Rainsy Says VN Border Map Shows Intrusions

Ahead of a meeting between Cambodian and Vietnamese border officials in Phnom Penh on Monday, opposition leader Sam Rainsy said Sunday that the CNRP’s digital copy of the border map had now been set up to work with GPS technology and had already revealed misplaced border posts in Svay Rieng province.

Speaking after a ceremony at the CNRP’s Phnom Penh office to mark the anniversary of the 1997 factional fighting, Mr. Rainsy said the opposition could now take the GPS coordinates of border posts they visit and see if they lie on the true borderline.

“We have the map, and there is only one map [mandated] in the Constitution. I tested the digital map last night, and we have found a few boundary posts that have been planted inside our Cambodian territory,” Mr. Rainsy said.

“We can go to any disputed boundary post and take the coordinates from the post and put them on the digital map and the map will tell us if the post is in Cambodia or in the neighboring country. This is evidence that cannot be denied.”

Contacted by telephone afterward, Mr. Rainsy said he had entered the GPS coordinates for border posts 184, 185, 186 and 187—which should lie along the border in Svay Rieng province—and found they in fact lie inside Cambodia.

“Since I had collected the coordinates of those four posts, I used our new method and obtained the result that the four posts were inside Cambodian territory,” said Mr. Rainsy, who lived in exile in France between 2009 and 2013 to avoid criminal charges that stemmed from his uprooting marker 185.

“It was not really far in, only about 100 meters from the border,” he said. “This would not be the most serious of the border post incursions. Other Cambodian farmers have claimed they have lost more land than that, so now we can go and check those.”

In a radio interview broadcast by Voice of America on Sunday morning, Var Kimhong, the chairman of the Joint Border Committee, said he still did not believe Mr. Rainsy possessed the correct map mandated by the Constitution.

Despite a campaign by the CNRP, the government has refused to publicly release the official map of the Cambodia-Vietnam border that it uses to place posts. Mr. Kimhong said it was unlikely Mr. Rainsy found the right one.

“I do not think that the map that Sam Rainsy has is the original map because France did not print any more maps after 1955,” Mr. Kimhong said. “I think some people are using new maps to incite people to give support to them.”

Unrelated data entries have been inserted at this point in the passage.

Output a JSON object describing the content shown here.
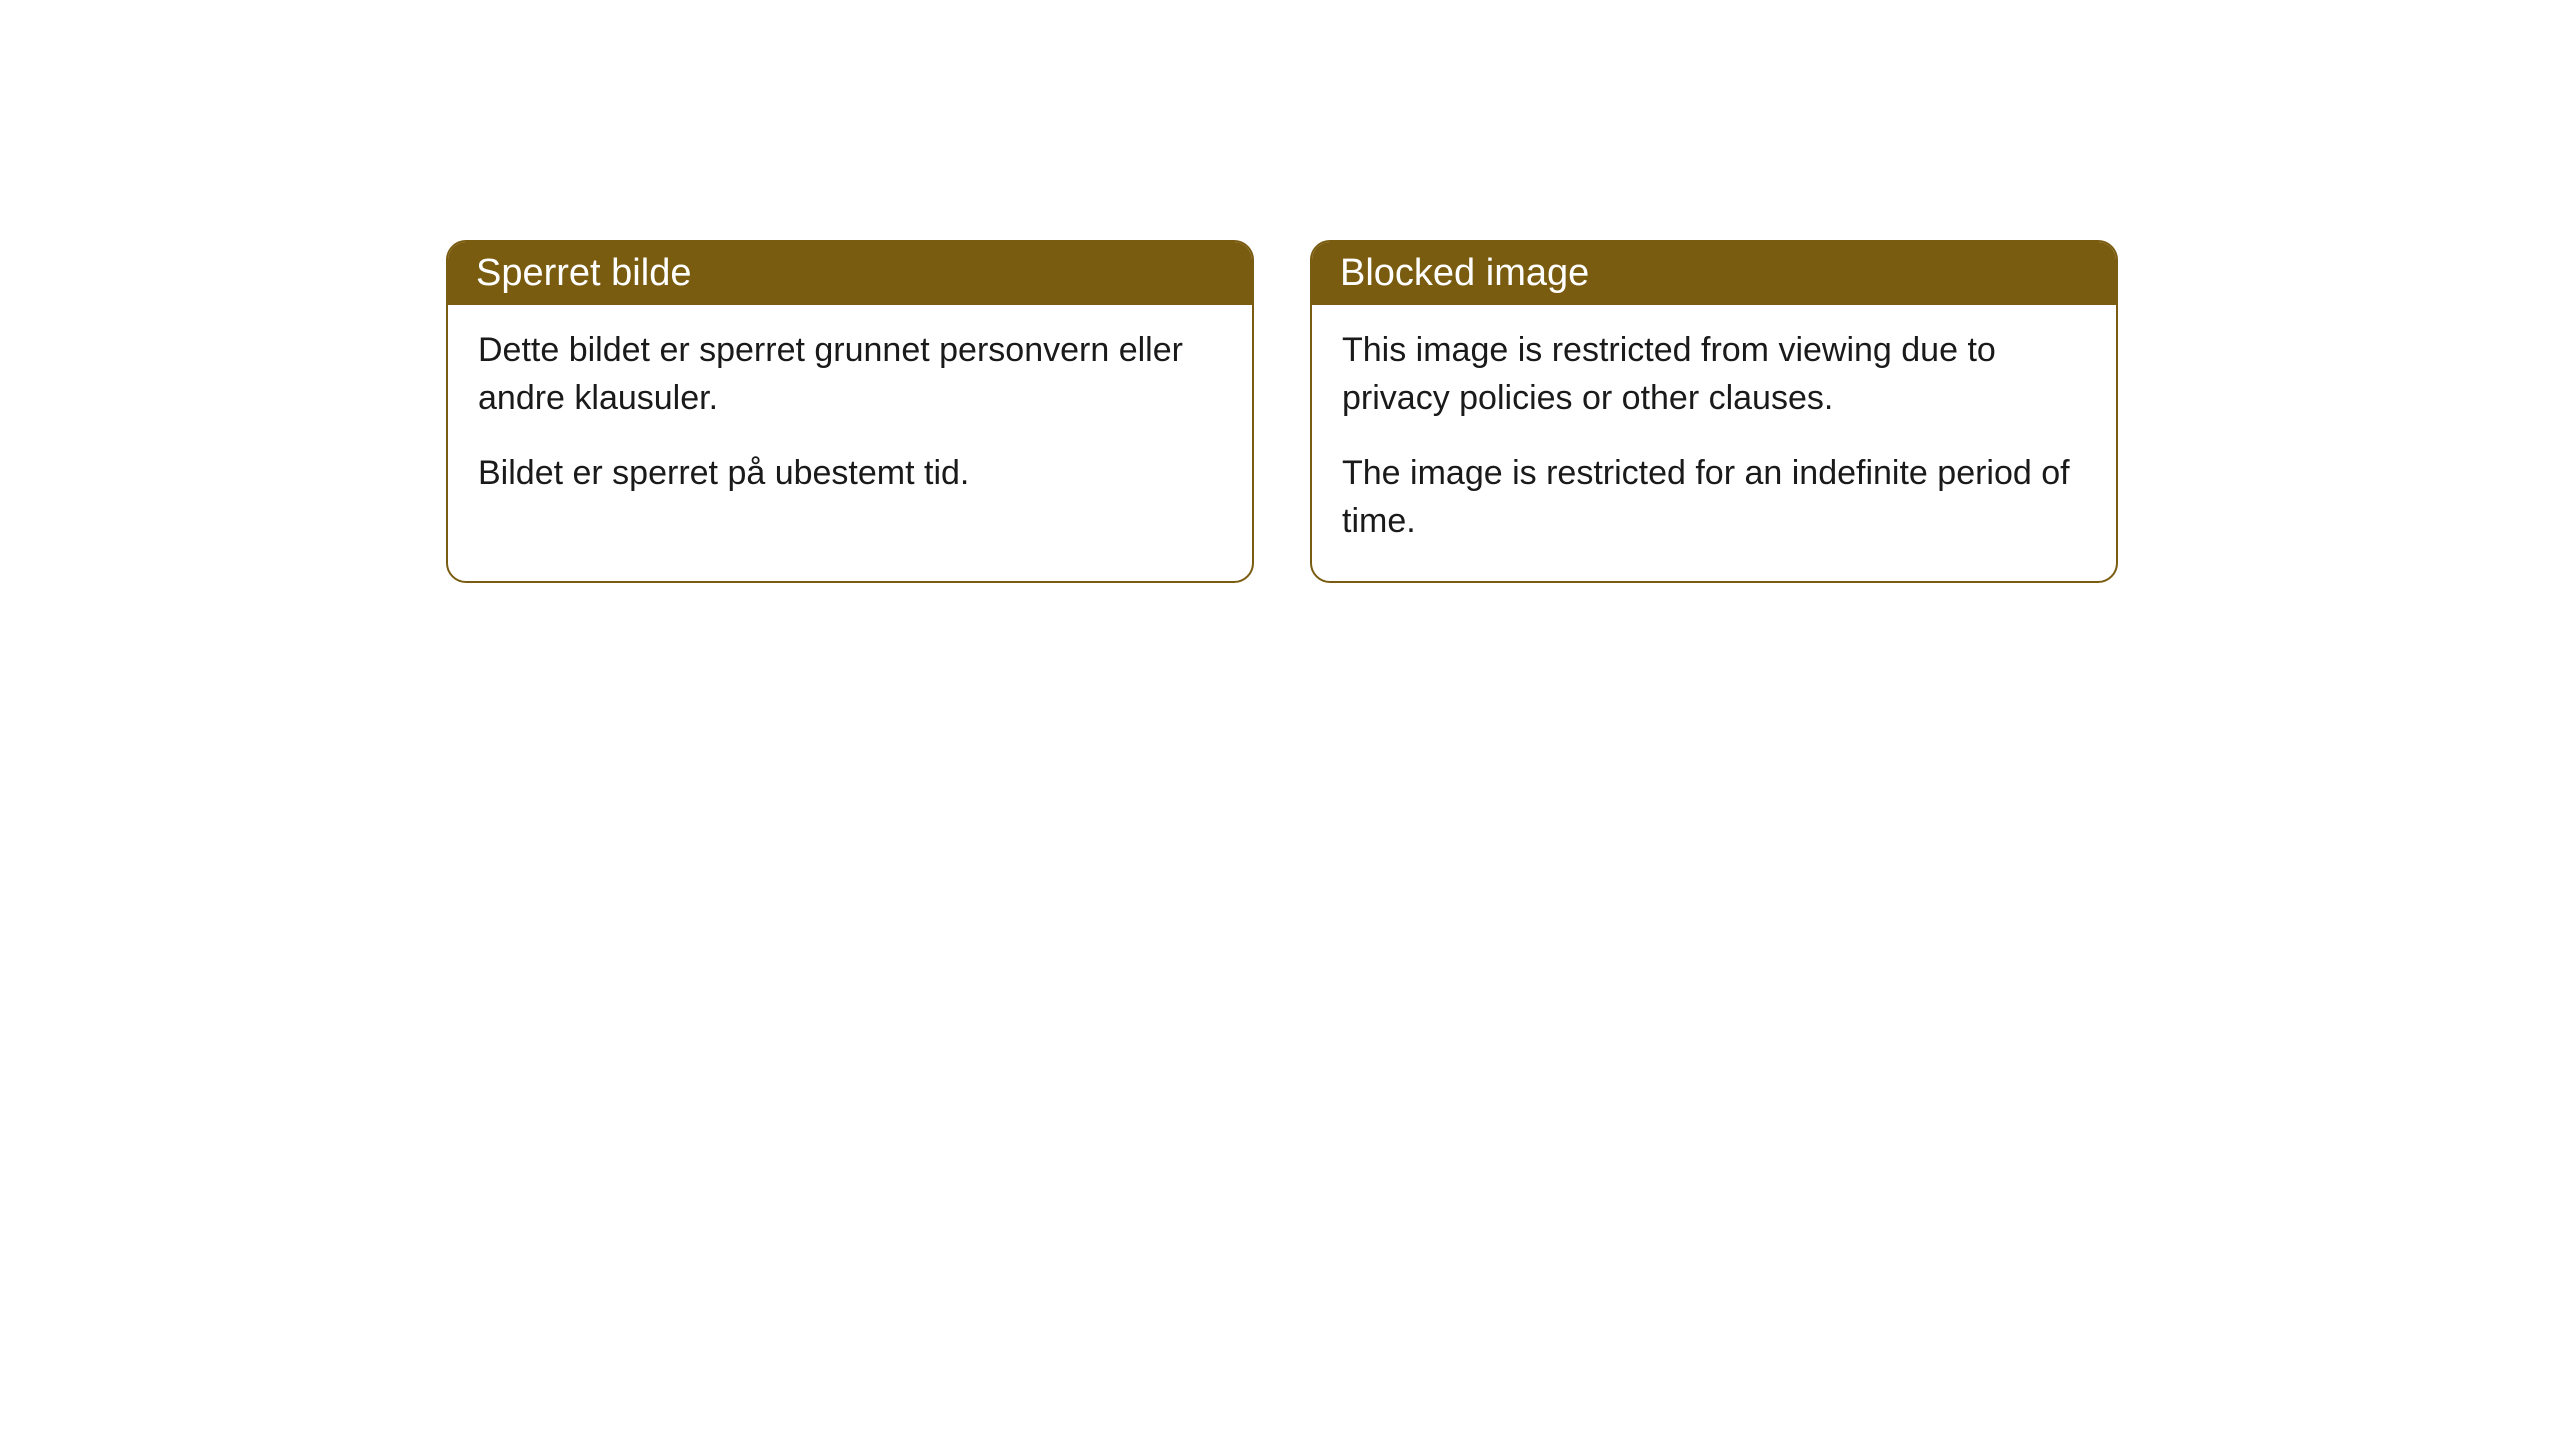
{
  "cards": [
    {
      "title": "Sperret bilde",
      "paragraph1": "Dette bildet er sperret grunnet personvern eller andre klausuler.",
      "paragraph2": "Bildet er sperret på ubestemt tid."
    },
    {
      "title": "Blocked image",
      "paragraph1": "This image is restricted from viewing due to privacy policies or other clauses.",
      "paragraph2": "The image is restricted for an indefinite period of time."
    }
  ],
  "styling": {
    "header_background": "#7a5c11",
    "header_text_color": "#ffffff",
    "border_color": "#7a5c11",
    "body_background": "#ffffff",
    "body_text_color": "#1a1a1a",
    "border_radius": 20,
    "title_fontsize": 38,
    "body_fontsize": 34
  }
}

“But this is not a good answer,” he continued. “The good answer is that we need to do negotiations quietly.”

Mr. Kimhong’s committee, which comprises officials from Cambodia and Vietnam and is tasked with demarcation, is also set to meet Monday for the first time since the recent flare-up of complaints about Vietnamese encroachments into Cambodia.

Mr. Kimhong said by telephone that the meeting that had been scheduled for Siem Reap City has now been moved to Phnom Penh, but declined to comment on where exactly it would take place or what issues Cambodian officials would raise.

Mr. Rainsy and the opposition party have repeatedly accused the government of refusing to release its official border map because it has been using illegal Vietnamese-drawn maps that place the borderline inside Cambodian territory.

The second article of the 1993 Constitution says that only the 1:100,000-scale map developed by the French colonial authorities and fully recognized by the U.N. in 1969 can be used by the government to determine Cambodia’s borders.

Ou Virak, a political analyst and founder of the Future Forum think tank, said that the government ought to end the dispute with Mr. Rainsy by releasing its official border map to allow for transparency and scrutiny during demarcation.

“Var Kimhong should release the map. They need to learn to be honest with their own people, and to earn their support. In situations where we lose land, or swap land and villages with Vietnam, the people need to know,” he said.